Een modern wapen 'doet' tegenwoordig circa
1200 kogels per minuut. Een goede soldaat kon in de tijd van onze soldaten drie
kogels per minuut afvuren. Dat wil zeggen, als het wapen niet haperde. Wat,
zoals nu, regelmatig het geval was. Maar gelukkig haperden ook de wapens van de
tegenstanders vaak, zo vertellen de soldaten ter geruststelling. Er volgen nog
wat kliks en dan, als je het eigenlijk al niet meer verwacht en je vingers meer
voor de vorm ergens in de buurt van je oren laat zweven... BVWAMMMMMM!!! Men,
wat een knal! Ik schrik me wezenloos. En mijn oren piepen. Even later volgen er
nog wat knallen en het plein vult zich met rook.
|
BWAM! |
DE VLIEGERAAR
Met al dat schieten wordt het ons te
gevaarlijk en wij vluchten naar buiten. Voor het fort is een groot grasveld,
dat vroeger onderdeel was van de verdedigingslinie. Nu wordt er druk gerecreëerd door de San Juanen. 'Zou er iemand naar De Vliegeraar hebben
gekeken?' Vraagt Hedda zich af. We tellen meer dan dertig vliegers boven het
grasveld. Kennelijk heeft ooit eens iemand op zondag een vlieger meegenomen
naar het veld en dachten anderen toen, dat is geen gek idee en brachten de
volgende zondag ook een vlieger mee. Inmiddels is het volkssport nummer 1 op
zondagmiddag. En het moet gezegd, het hellende veld met zeewind maar zonder
bomen, palen of andere obstakels is een ideale vliegerplek. Toch zijn er altijd
wel mensen die de grenzen opzoeken en de enige boom, die zich notabene helemaal
aan de rand van het veld bevindt, hangt vol gesneuvelde vliegers.
Het is drukkend warm (het weer is al dagen
van slag, dikke regenbuien met onweer en windstoten wisselen af met drukkende
windstilte) en we zoeken verkoeling bij schaafijs dat we opeten op een bankje
aan de rand van het vliegerveld. We aanschouwen een vrolijk tafereel van
vliegers die neerdwarrelen over passerende auto's, voetgangers en (stilstaande)
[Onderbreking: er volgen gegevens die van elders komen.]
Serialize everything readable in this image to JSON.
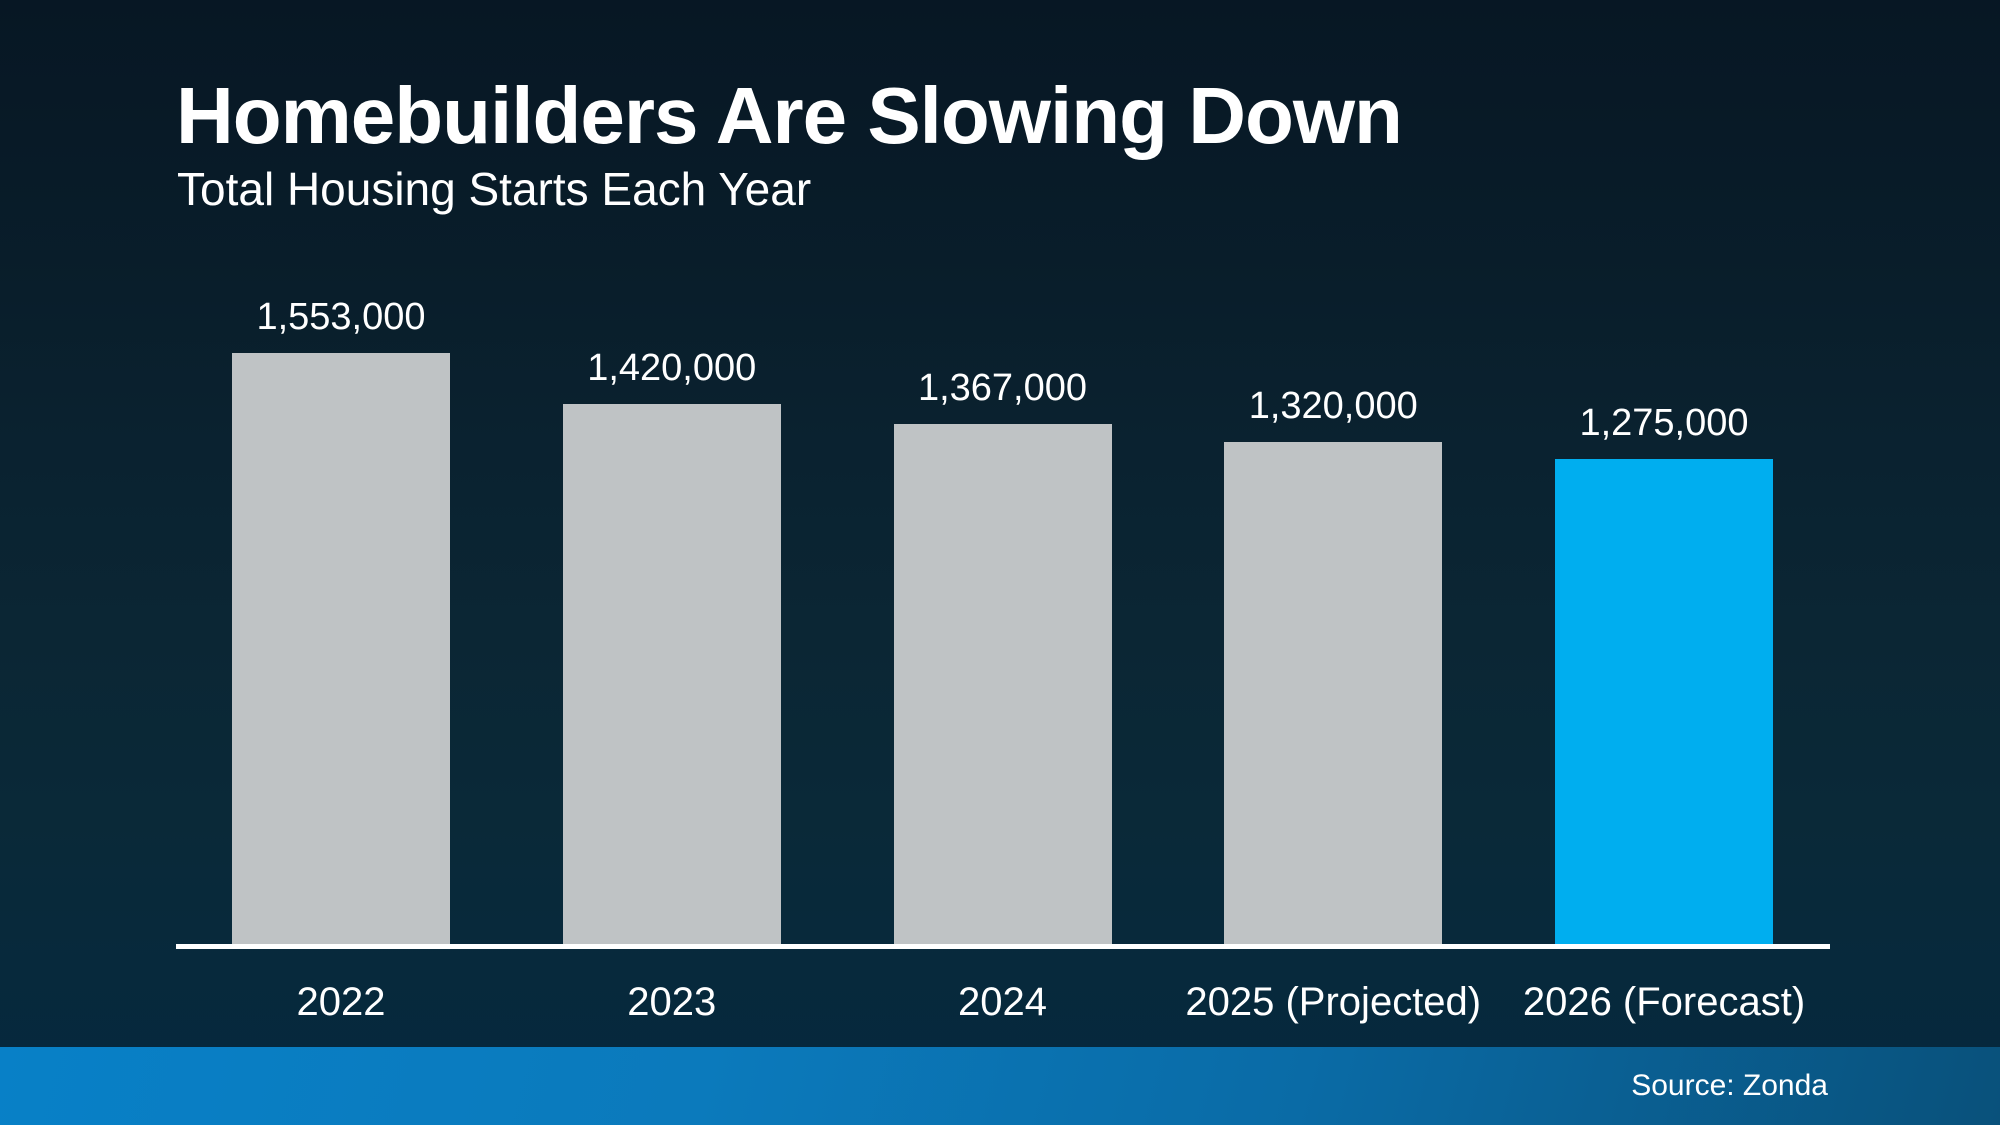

bomen. Als je goed kijkt, zie je haast overal wel vliegers en touwtjes. Zelfs
aan de gebouwen rond het plein hangen vliegertouwtjes en vliegers. Het is bijna
een plaag. Als je hier op maandag naar je werk gaat, moet je eerst de voordeur
vliegervrij maken.
NA PUERTO RICO?
We denken hier nog wel even te blijven. Het
bevalt ons goed in de grote stad en bovendien zouden we graag zien dat het weer
stabieler wordt. Na Puerto Rico moeten we circa vijfhonderd mijl non-stop varen
en dan is stabiel weer wel zo prettig. Dus voorlopig genieten we nog even van
de stedelijke sferen en ondertussen houden we de weerberichten in de gaten.